Specifically, users comfortable with ipchains should be aware of the following significant differences between ipchains and iptables before attempting to use iptables:
Under iptables, each filtered packet is processed using rules from only one chain rather than multiple chains. For instance, a FORWARD packet coming into a system using ipchains would have to go through the INPUT, FORWARD, and OUTPUT chains to move along to its destination. However, iptables only sends packets to the INPUT chain if they are destined for the local system and only sends them to the OUTPUT chain if the local system generated the packets. For this reason, it is important to place the rule designed to catch a particular packet within the rule that actually handles the packet.
The DENY target has been changed to DROP. In ipchains, packets that matched a rule in a chain could be directed to the DENY target. This target must be changed to DROP under iptables.
Order matters when placing options in a rule. Previously, with ipchains, the order of the rule options did not matter. The iptables command uses stricter syntax. For example, in iptables commands the protocol (ICMP, TCP, or UDP) must be specified before the source or destination ports.

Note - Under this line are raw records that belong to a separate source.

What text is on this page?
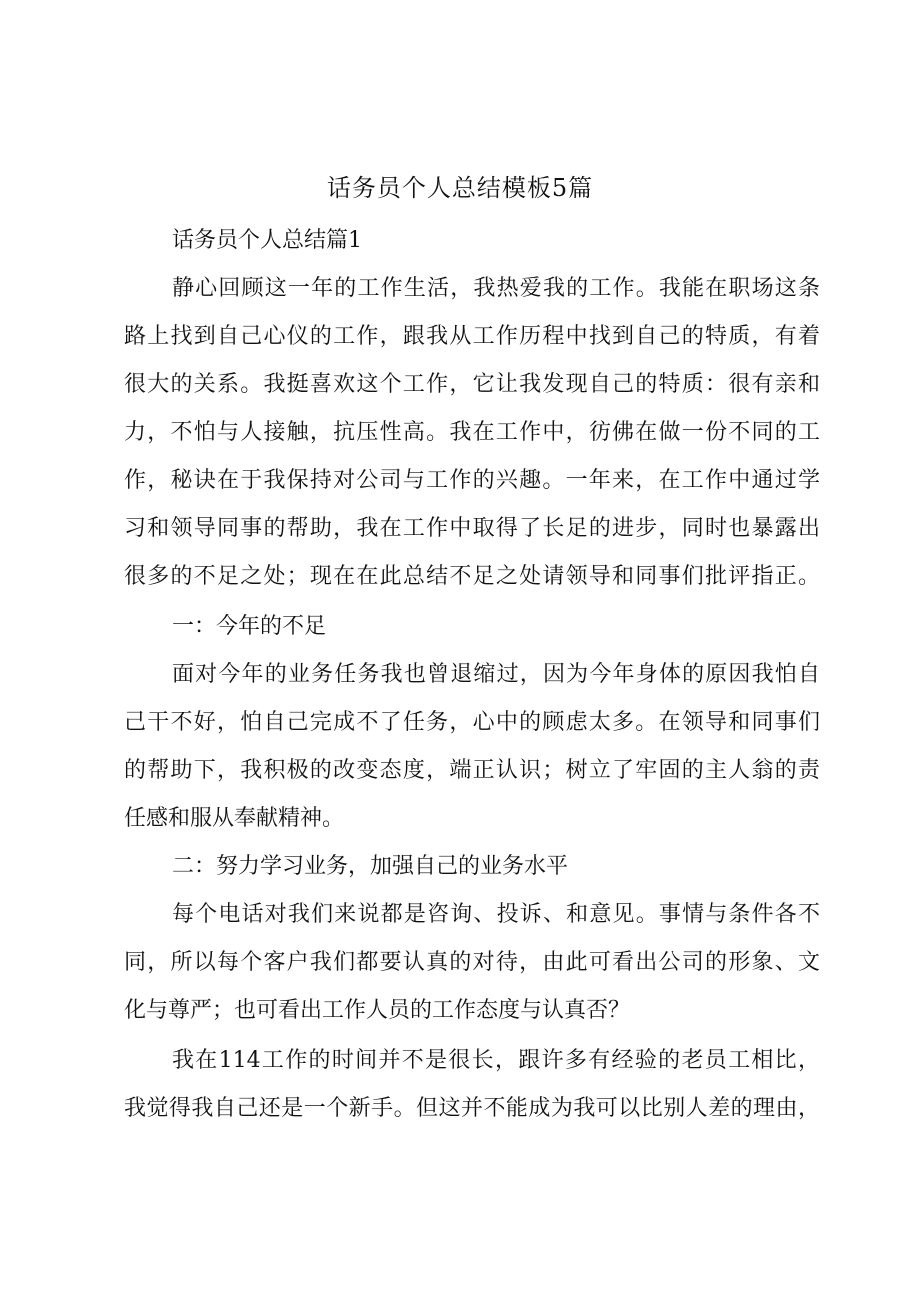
话务员个人总结模板5篇
话务员个人总结篇1
静心回顾这一年的工作生活，我热爱我的工作。我能在职场这条
路上找到自己心仪的工作，跟我从工作历程中找到自己的特质，有着
很大的关系。我挺喜欢这个工作，它让我发现自己的特质：很有亲和
力，不怕与人接触，抗压性高。我在工作中，彷佛在做一份不同的工
作，秘诀在于我保持对公司与工作的兴趣。一年来，在工作中通过学
习和领导同事的帮助，我在工作中取得了长足的进步，同时也暴露出
很多的不足之处；现在在此总结不足之处请领导和同事们批评指正。
一：今年的不足
面对今年的业务任务我也曾退缩过，因为今年身体的原因我怕自
己干不好，怕自己完成不了任务，心中的顾虑太多。在领导和同事们
的帮助下，我积极的改变态度，端正认识；树立了牢固的主人翁的责
任感和服从奉献精神。
二：努力学习业务，加强自己的业务水平
每个电话对我们来说都是咨询、投诉、和意见。事情与条件各不
同，所以每个客户我们都要认真的对待，由此可看出公司的形象、文
化与尊严；也可看出工作人员的工作态度与认真否？
我在114工作的时间并不是很长，跟许多有经验的老员工相比，
我觉得我自己还是一个新手。但这并不能成为我可以比别人差的理由，
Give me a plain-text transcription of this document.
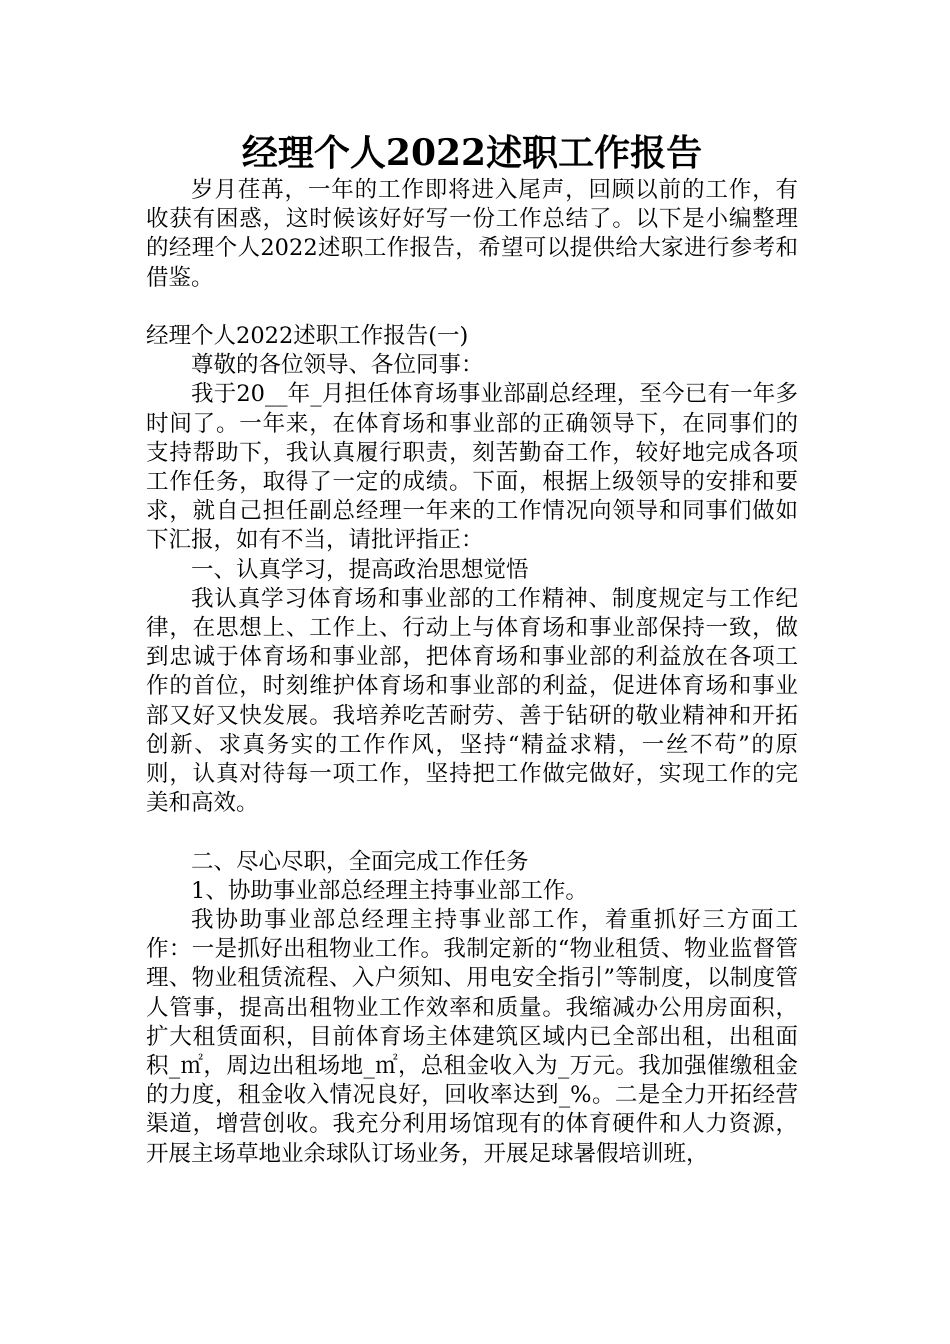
经理个人2022述职工作报告

岁月荏苒，一年的工作即将进入尾声，回顾以前的工作，有收获有困惑，这时候该好好写一份工作总结了。以下是小编整理的经理个人2022述职工作报告，希望可以提供给大家进行参考和借鉴。

经理个人2022述职工作报告(一)

尊敬的各位领导、各位同事：

我于20__年_月担任体育场事业部副总经理，至今已有一年多时间了。一年来，在体育场和事业部的正确领导下，在同事们的支持帮助下，我认真履行职责，刻苦勤奋工作，较好地完成各项工作任务，取得了一定的成绩。下面，根据上级领导的安排和要求，就自己担任副总经理一年来的工作情况向领导和同事们做如下汇报，如有不当，请批评指正：

一、认真学习，提高政治思想觉悟

我认真学习体育场和事业部的工作精神、制度规定与工作纪律，在思想上、工作上、行动上与体育场和事业部保持一致，做到忠诚于体育场和事业部，把体育场和事业部的利益放在各项工作的首位，时刻维护体育场和事业部的利益，促进体育场和事业部又好又快发展。我培养吃苦耐劳、善于钻研的敬业精神和开拓创新、求真务实的工作作风，坚持“精益求精，一丝不苟”的原则，认真对待每一项工作，坚持把工作做完做好，实现工作的完美和高效。

二、尽心尽职，全面完成工作任务

1、协助事业部总经理主持事业部工作。

我协助事业部总经理主持事业部工作，着重抓好三方面工作：一是抓好出租物业工作。我制定新的“物业租赁、物业监督管理、物业租赁流程、入户须知、用电安全指引”等制度，以制度管人管事，提高出租物业工作效率和质量。我缩减办公用房面积，扩大租赁面积，目前体育场主体建筑区域内已全部出租，出租面积_㎡，周边出租场地_㎡，总租金收入为_万元。我加强催缴租金的力度，租金收入情况良好，回收率达到_%。二是全力开拓经营渠道，增营创收。我充分利用场馆现有的体育硬件和人力资源，开展主场草地业余球队订场业务，开展足球暑假培训班，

When specifying network interfaces to be used with a rule, you must only use incoming interfaces (-i option) with INPUT or FORWARD chains and outgoing interfaces (-o option) with FORWARD or OUTPUT chains. This is necessary because OUTPUT chains are no longer used by incoming interfaces, and INPUT chains are not seen by packets moving through outgoing interfaces.
This is not a comprehensive list of the changes, given that iptables is a fundamentally rewritten network filter. For more specific information, refer to the Linux 2.4 Packet Filtering HOWTO found in Section 17.7 Additional Resources.